When systems shielding is required for electromagnetic compatibility, connectors must also be shielded since they form an integral part of the total energy transfer link. The design considerations for connectors parallel those for general shielded enclosures. The connector must be surrounded with a metallic barrier with the amount of shielding offered by a particular metal depending upon many factors including thickness, conductivity, permeability, type of field, and the distance from the source to the field. Seams in the connector must be protected from leakage using good RF gasketing techniques. Since good metal to metal contact must be provided along the complete perimeter of the contact, mating surfaces must have surface treatment which will ensure good contact. The interface between the connector and cable shield must be designed to provide good peripherial contact. The separable interface between the plug and receptacle members must be designed to provide good peripherial contact. Also openings in the shell must be kept to a minimum and limited to size to prevent leakage.
Many of the shielded connectors on the market today usually have a heavy body which is cast in either a single piece or a two piece design. If a two piece design is used then a separate gasket is usually provided to seal the resulting seam.
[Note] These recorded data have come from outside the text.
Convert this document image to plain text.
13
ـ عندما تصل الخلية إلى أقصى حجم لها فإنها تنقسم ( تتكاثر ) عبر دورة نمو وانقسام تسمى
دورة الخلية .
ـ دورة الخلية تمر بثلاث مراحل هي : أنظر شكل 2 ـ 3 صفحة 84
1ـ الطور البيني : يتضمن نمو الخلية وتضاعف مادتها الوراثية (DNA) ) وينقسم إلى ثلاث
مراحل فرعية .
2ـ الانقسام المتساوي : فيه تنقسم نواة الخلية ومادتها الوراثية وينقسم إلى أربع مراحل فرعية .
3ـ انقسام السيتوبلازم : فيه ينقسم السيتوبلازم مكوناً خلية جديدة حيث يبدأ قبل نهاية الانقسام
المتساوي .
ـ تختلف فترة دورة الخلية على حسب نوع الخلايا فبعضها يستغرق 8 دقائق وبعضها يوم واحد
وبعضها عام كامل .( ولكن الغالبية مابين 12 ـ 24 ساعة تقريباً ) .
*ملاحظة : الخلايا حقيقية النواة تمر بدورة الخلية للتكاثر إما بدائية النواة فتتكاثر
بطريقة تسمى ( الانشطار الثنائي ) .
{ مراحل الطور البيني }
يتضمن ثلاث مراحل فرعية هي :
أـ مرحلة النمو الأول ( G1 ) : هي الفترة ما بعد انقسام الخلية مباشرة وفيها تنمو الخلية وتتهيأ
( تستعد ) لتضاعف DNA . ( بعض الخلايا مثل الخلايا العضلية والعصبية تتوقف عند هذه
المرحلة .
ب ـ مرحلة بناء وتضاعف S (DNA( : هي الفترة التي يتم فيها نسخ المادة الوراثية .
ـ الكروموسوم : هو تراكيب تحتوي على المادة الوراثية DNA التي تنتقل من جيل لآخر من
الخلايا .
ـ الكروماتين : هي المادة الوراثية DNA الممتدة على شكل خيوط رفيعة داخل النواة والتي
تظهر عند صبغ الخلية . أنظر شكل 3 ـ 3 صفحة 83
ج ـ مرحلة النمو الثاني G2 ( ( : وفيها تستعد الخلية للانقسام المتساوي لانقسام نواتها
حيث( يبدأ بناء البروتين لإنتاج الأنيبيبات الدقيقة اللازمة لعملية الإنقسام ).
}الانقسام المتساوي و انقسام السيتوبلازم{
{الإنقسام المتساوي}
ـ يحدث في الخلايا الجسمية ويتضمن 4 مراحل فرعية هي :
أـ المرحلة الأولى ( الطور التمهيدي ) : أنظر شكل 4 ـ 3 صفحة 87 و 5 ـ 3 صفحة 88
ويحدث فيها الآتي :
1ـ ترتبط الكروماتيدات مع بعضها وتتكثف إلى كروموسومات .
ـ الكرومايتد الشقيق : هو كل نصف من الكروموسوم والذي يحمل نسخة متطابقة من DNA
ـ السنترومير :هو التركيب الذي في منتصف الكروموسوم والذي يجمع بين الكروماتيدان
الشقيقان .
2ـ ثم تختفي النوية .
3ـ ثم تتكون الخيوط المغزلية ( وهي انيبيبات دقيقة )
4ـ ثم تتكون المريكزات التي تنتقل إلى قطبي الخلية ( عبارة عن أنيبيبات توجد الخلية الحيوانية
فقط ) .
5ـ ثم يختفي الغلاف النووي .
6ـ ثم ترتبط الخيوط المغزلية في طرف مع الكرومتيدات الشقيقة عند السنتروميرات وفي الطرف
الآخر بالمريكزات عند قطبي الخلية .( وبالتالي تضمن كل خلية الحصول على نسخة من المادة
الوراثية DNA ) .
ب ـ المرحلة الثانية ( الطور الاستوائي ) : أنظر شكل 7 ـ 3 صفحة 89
Some form of external back shell is then added to provide means for terminating the cable braid to the connector. The back shell usually consists of a number of separate parts resulting in an expensive addition to the connector. The separable connector interface is protected with another gasket which is either supplied separately or attached to one part of the connector. This approach results in a connector system which provides good shielding, however, it is usually expensive, difficult to assemble, and overall rather bulky in size and appearance.
The emerging need for shielded connectors in the commercial marketplace will demand devices which are inexpensive, easy to apply and still provide high levels of shielding effectiveness without being unduly cumbersome in size and configuration.